Caso Sócrates pode travar enriquecimento ilícito

O caso Sócrates voltou a pôr o crime de enriquecimento ilícito na agenda do PSD. Teresa Leal Coelho já terá comentado a vontade de voltar a apresentar legislação sobre a matéria, ainda antes de o primeiro-ministro, Pedro Passos Coelho, ter adiantado na quinta-feira em entrevista à RTP1 estar aberto a avançar com uma nova proposta…

Caso Sócrates pode travar enriquecimento ilícito

“Tem-se discutido muito essa ideia”, admite Carlos Abreu Amorim, assegurando que “a decisão não está tomada”. O deputado sublinha que se trata de “um instrumento eficaz” contra a corrupção, mas assume a delicadeza de resgatar a proposta agora. “Há uma velha máxima em direito: não legislar à boleia de casos concretos”, diz, numa alusão ao caso Sócrates. A futura lei nunca poderia contudo aplicar-se ao ex-primeiro-ministro, devido ao princípio que proíbe a retroactividade da lei penal.

O mesmo receio tem o deputado Hugo Soares. “Não devem ser casos concretos a impor o ritmo ao legislador”, avisa.
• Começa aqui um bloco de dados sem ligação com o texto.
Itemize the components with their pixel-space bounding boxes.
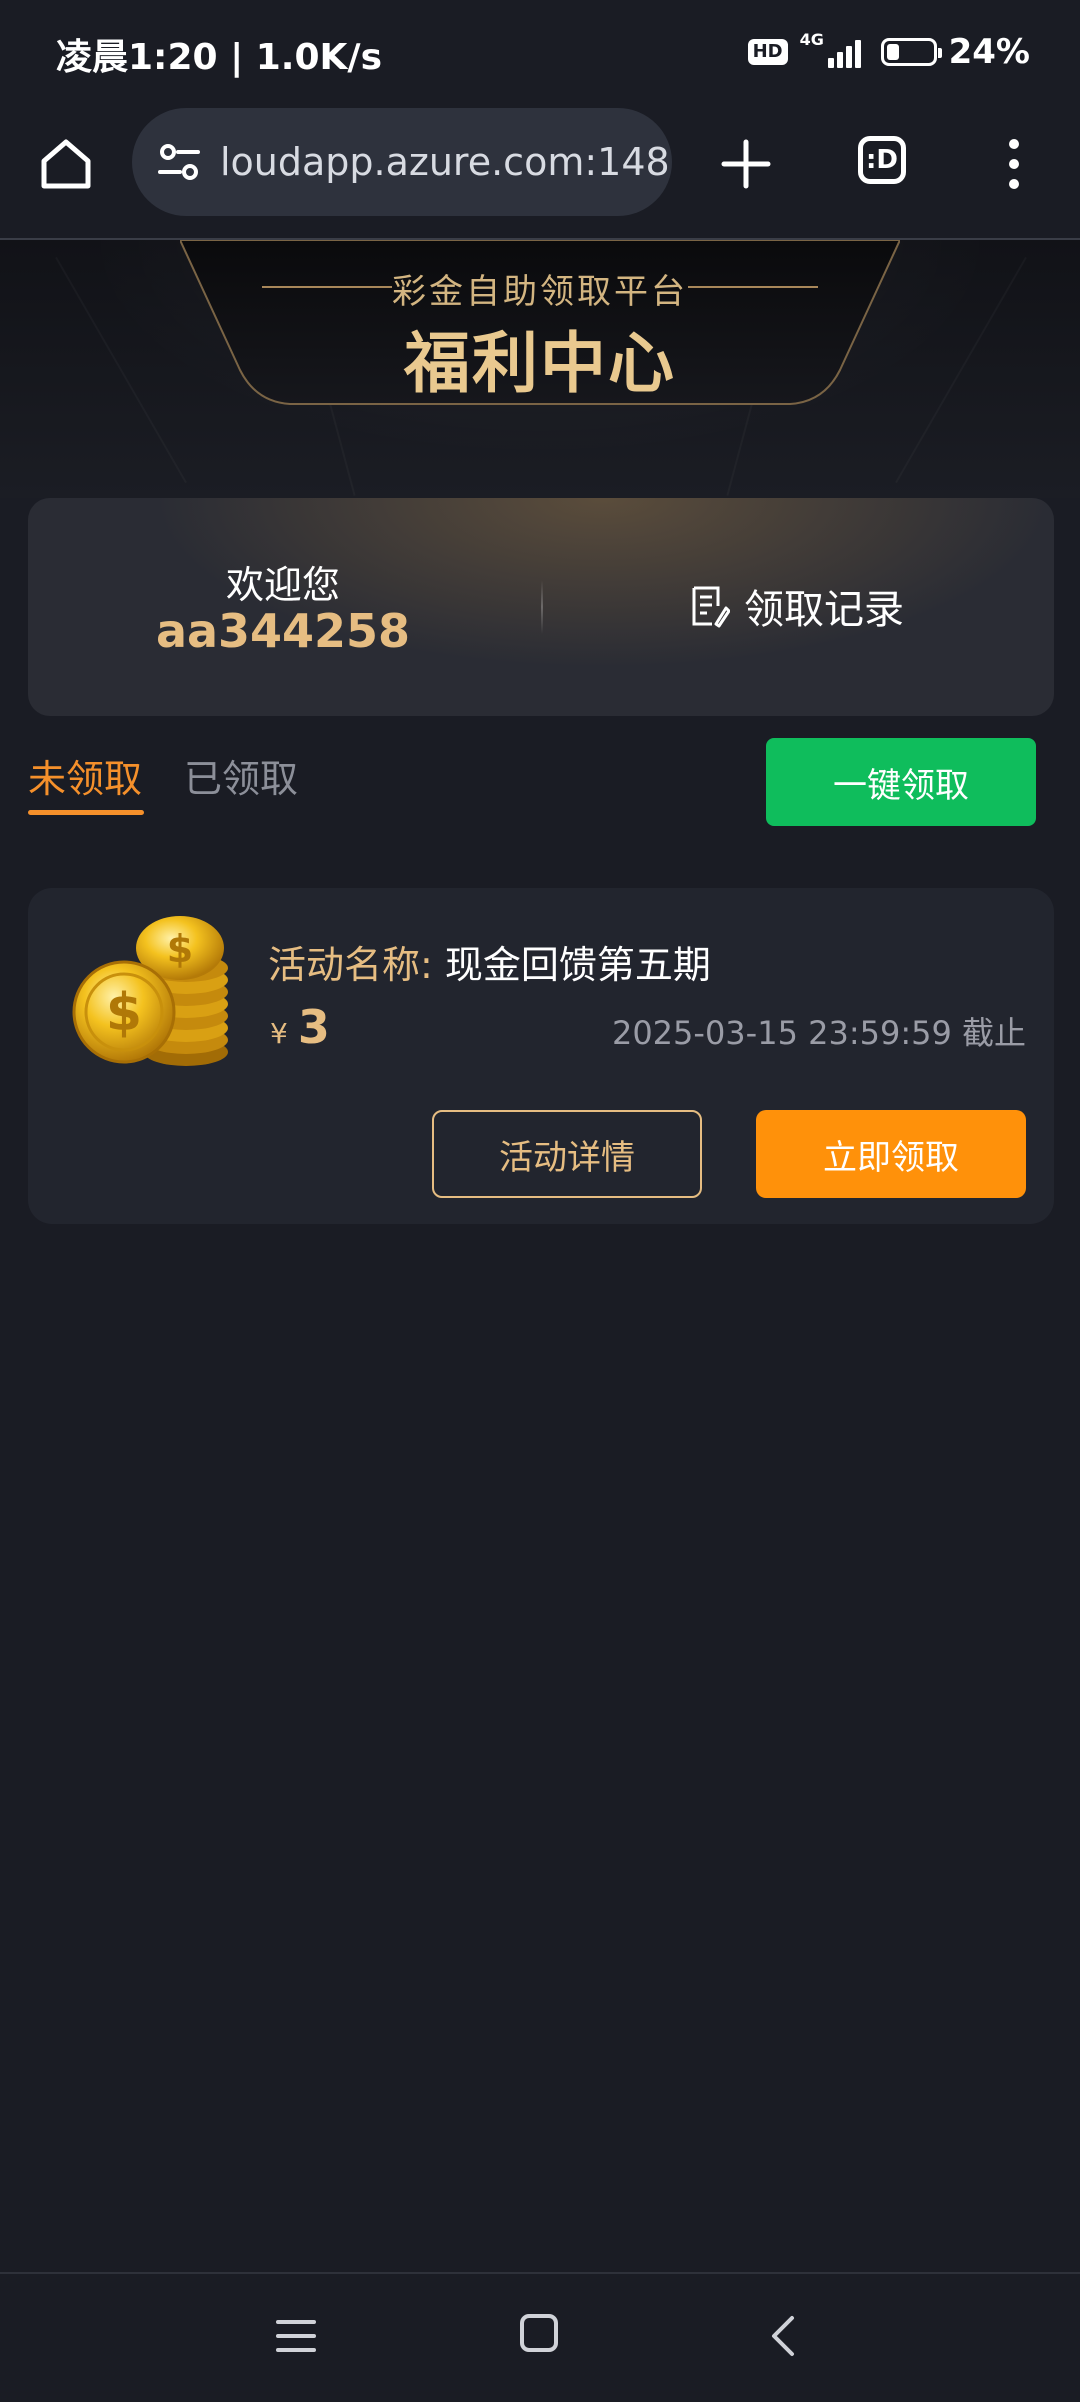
home-icon[interactable] [36,134,96,194]
tab-active-indicator [28,810,144,815]
svg-text:$: $ [167,927,193,971]
tabs-icon: :D [866,145,898,175]
tab-unclaimed[interactable]: 未领取 [28,748,142,803]
hero-banner: 彩金自助领取平台 福利中心 [0,240,1080,498]
browser-toolbar: loudapp.azure.com:148 :D [0,108,1080,240]
welcome-label: 欢迎您 [225,563,340,607]
card-divider [541,580,543,634]
recents-icon[interactable] [274,2316,318,2356]
activity-name-label: 活动名称: [268,943,433,987]
activity-details-button[interactable]: 活动详情 [432,1110,702,1198]
address-bar[interactable]: loudapp.azure.com:148 [132,108,672,216]
site-settings-icon[interactable] [154,136,206,188]
back-icon[interactable] [768,2314,798,2358]
activity-name-row: 活动名称: 现金回馈第五期 [268,934,711,989]
records-link[interactable]: 领取记录 [690,576,904,636]
reward-amount: ¥ 3 [270,1000,330,1054]
activity-name: 现金回馈第五期 [444,943,711,987]
welcome-card: 欢迎您 aa344258 领取记录 [28,498,1054,716]
tab-claimed[interactable]: 已领取 [184,748,298,803]
svg-text:$: $ [106,983,142,1043]
claim-now-button[interactable]: 立即领取 [756,1110,1026,1198]
activity-card: $ $ 活动名称: 现金回馈第五期 ¥ 3 2025-03-15 23:59:5… [28,888,1054,1224]
hero-subtitle: 彩金自助领取平台 [392,272,688,312]
deadline: 2025-03-15 23:59:59 截止 [611,1014,1026,1052]
battery-icon [880,38,942,66]
system-nav-bar [0,2272,1080,2402]
gold-coins-icon: $ $ [72,916,228,1066]
hero-title: 福利中心 [404,325,676,402]
tabs-button[interactable]: :D [858,136,906,184]
record-edit-icon [692,586,730,628]
records-label: 领取记录 [744,587,904,633]
status-time: 凌晨1:20 | 1.0K/s [56,37,383,78]
claim-all-button[interactable]: 一键领取 [766,738,1036,826]
hero-plaque: 彩金自助领取平台 福利中心 [180,240,900,406]
hd-badge: HD [747,39,788,65]
amount-value: 3 [297,1000,330,1054]
new-tab-icon[interactable] [716,134,776,194]
currency-symbol: ¥ [270,1017,288,1050]
status-bar: 凌晨1:20 | 1.0K/s HD 4G 24% [0,0,1080,108]
nav-home-icon[interactable] [520,2314,558,2352]
url-text[interactable]: loudapp.azure.com:148 [220,140,670,184]
username: aa344258 [155,604,411,658]
more-vert-icon[interactable] [1000,136,1028,192]
battery-percent: 24% [948,32,1030,72]
status-icons: HD 4G 24% [747,28,1030,76]
signal-icon: 4G [800,30,861,68]
network-type: 4G [799,30,824,49]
De resto, vários outros elementos da bancada do PSD ouvidos pelo SOL temem que a ideia possa ser vista como “oportunismo”, ainda que continuem a apoiar a criação do crime de enriquecimento ilícito.

“Não se deve legislar no olho do furacão”, aponta um deputado do PSD, frisando, porém, que os últimos acontecimentos só vêm demonstrar a utilidade da criação deste crime. “Era uma forma de higienizar a vida pública. Teria sido útil ter esse instrumento”, comenta.

O assunto estará entregue à deputada Teresa Leal Coelho que, ao que o SOL apurou, começou já a recolher ideias para elaborar uma nova proposta. E avançar já com soluções que superassem as dúvidas levantadas pelo Tribunal Constitucional em 2012. O objectivo consiste em ter uma proposta pronta para apresentar no início do próximo ano.

O tema é uma das bandeiras da ministra da Justiça, Paula Teixeira da Cruz, que continua a defender a necessidade de criminalizar o enriquecimento injustificado, apesar de a proposta que foi aprovada na Assembleia da República em 2012 ter acabado por ser chumbada pelo Tribunal Constitucional (TC).

Na altura, os juízes do Palácio Ratton – para quem Cavaco enviou o diploma – consideravam que a lei proposta pelo PSD violava o princípio da presunção da inocência levando a uma inversão do ónus da prova. Ou seja, era o suspeito do crime quem tinha de provar que tinha obtido os seus rendimentos de forma lícita. Algo que levantava um problema jurídico grave.
A argumentação do TC fez cair a proposta, mas no PSD continuou a defender-se que a criação deste crime seria importante no combate à corrupção.

O PS, por seu lado, votou contra a proposta, precisamente por considerar que punha em causa a presunção de inocência. O caso torna-se ainda mais sensível precisamente por também no PS se temer a colagem entre nova legislação e o caso de José Sócrates.

“Existe consenso político, mas o que foi feito pelo PSD e pelo CDS em 2011 era inconstitucional e não podemos apoiar medidas que não passam no Tribunal Constitucional” disse, este sábado, ao Observador o deputado socialista Pita Ameixa, que viu na ideia avançada por Passos “uma jogada sub-reptícia” do primeiro-ministro.

A voz dissonante entre socialistas sobre esta matéria é a de João Cravinho que ainda este sábado, à margem do Congresso do PS, admitiu a importância da criação deste crime no combate à corrupção.

“Há que ser preciso quanto ao que está em causa, uma ofensa grave à credibilidade das instituições democráticas, que resulte do facto de haver agentes públicos que se mostrem na posse de bens consideráveis, que correspondam a um enriquecimento oculto. O Ministério Público tem de fazer o seu trabalho, tem de fazer a prova e a acusação e o indiciado, se quiser, fica em silêncio. Não há inversão de prova nenhuma”, disse ao jornal i.

Certo é que PS e PSD estavam já a trabalhar num pacote legislativo de combate à corrupção muito antes da detenção de Sócrates. As propostas incluem alterações ao Código Penal para responsabilizar pessoas colectivas e ao regime de responsabilidades dos titulares de cargos públicos. Mas o enriquecimento ilícito não consta das ideias que deverão ser votadas em plenário da Assembleia da República até ao final do ano.